The film very accurately depicts several generations of BiH society, which we see while Faruk works in parallel with his uncle (Jasmin Geljo), in whose van Dino Merlin and Indexi play, where we see how many generations like his uncle remained unfinished and probably think that if not any war, indices still played here, as another Bosnian filmmaker/ writer Namik Kabil says. However, people like the pimp, Cheda for whom Faruk also works, and Mona's father, Alen (Alban Ukaj), took the transition very seriously and without any nostalgia, the dead and the living stepped forward, achieving their goals.

 

On the other hand, the younger generation has a different outlook on life.
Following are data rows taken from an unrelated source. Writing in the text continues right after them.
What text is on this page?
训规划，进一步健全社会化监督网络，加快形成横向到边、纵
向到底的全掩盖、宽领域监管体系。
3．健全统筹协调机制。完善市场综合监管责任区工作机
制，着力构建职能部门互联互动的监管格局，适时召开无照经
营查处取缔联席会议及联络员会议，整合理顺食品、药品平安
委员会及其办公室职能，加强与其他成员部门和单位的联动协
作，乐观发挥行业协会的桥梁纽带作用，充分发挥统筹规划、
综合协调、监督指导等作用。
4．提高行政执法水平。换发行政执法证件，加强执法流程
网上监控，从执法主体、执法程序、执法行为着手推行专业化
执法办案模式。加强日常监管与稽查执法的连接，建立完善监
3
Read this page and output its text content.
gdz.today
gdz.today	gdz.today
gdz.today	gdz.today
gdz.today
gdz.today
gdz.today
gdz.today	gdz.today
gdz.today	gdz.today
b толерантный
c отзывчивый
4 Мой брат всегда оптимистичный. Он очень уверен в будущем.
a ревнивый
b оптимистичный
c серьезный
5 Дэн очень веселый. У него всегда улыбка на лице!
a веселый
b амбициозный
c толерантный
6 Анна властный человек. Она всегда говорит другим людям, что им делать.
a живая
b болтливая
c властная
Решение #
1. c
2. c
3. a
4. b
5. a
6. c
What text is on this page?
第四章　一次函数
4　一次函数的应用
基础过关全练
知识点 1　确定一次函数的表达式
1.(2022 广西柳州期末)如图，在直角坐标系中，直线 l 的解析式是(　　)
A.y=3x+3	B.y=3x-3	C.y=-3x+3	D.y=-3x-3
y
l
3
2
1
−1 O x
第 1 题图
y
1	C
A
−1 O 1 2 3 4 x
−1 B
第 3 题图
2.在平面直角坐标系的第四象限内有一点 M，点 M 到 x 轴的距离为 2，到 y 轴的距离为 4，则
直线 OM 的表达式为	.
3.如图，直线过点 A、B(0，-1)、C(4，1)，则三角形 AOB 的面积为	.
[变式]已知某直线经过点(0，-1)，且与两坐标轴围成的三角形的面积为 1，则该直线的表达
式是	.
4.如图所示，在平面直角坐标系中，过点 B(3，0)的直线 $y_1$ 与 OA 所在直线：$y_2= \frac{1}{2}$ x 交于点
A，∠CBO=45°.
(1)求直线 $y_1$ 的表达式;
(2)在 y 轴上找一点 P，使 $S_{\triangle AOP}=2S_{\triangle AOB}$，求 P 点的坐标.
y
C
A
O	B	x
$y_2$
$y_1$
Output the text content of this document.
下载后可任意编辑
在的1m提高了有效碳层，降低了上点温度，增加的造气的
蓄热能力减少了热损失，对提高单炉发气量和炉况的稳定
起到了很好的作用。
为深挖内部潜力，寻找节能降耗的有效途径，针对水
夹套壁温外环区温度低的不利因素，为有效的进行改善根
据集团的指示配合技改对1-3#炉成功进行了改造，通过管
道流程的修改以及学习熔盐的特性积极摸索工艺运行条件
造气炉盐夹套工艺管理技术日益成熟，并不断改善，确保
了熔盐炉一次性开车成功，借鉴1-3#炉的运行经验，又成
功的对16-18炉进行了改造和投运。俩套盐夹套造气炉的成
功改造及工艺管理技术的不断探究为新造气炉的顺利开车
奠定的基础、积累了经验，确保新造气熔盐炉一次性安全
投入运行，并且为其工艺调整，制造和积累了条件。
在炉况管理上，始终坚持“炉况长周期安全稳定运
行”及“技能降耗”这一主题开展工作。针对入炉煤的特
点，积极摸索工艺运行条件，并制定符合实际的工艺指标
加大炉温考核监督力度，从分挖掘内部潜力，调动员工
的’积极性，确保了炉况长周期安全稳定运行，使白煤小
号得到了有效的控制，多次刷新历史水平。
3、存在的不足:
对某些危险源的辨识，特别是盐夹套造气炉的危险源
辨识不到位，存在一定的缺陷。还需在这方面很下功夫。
In Mona's case, she attends an international private school where the driver takes her from her parents' villa and brings her back, while Faruk in moments of loneliness, watches in his grandmother's apartment, films like Valter brani Sarajevo, in a sense, having nothing to stick to, to form an identity as the future is bleak and difficult, and there is nothing from the past with which he could identify.

 

A very important segment of the film is the music, which continues to the beats played on the videotape by Faruk's grandmother and played by his mother. In addition, Erol Zubčević's camera reveals beautiful sunny shots of Sarajevo, especially those at dawn, and the precise editing of Ajla Odobašić contributes to the fact that Igor Drljača's script, although unfinished in the end, works perfectly. This incompleteness exists on a technical level, but in a symbolic sense, it is exactly what its main protagonist is, lost and unfinished.

 

Through his film Drljača very successfully contrasts modern, post-transitional Bosnian society, mixing old and new and weaving a story about seemingly two subtotal worlds that coexist at the same time in the same place and, as such, are very interesting for domestic and foreign audiences.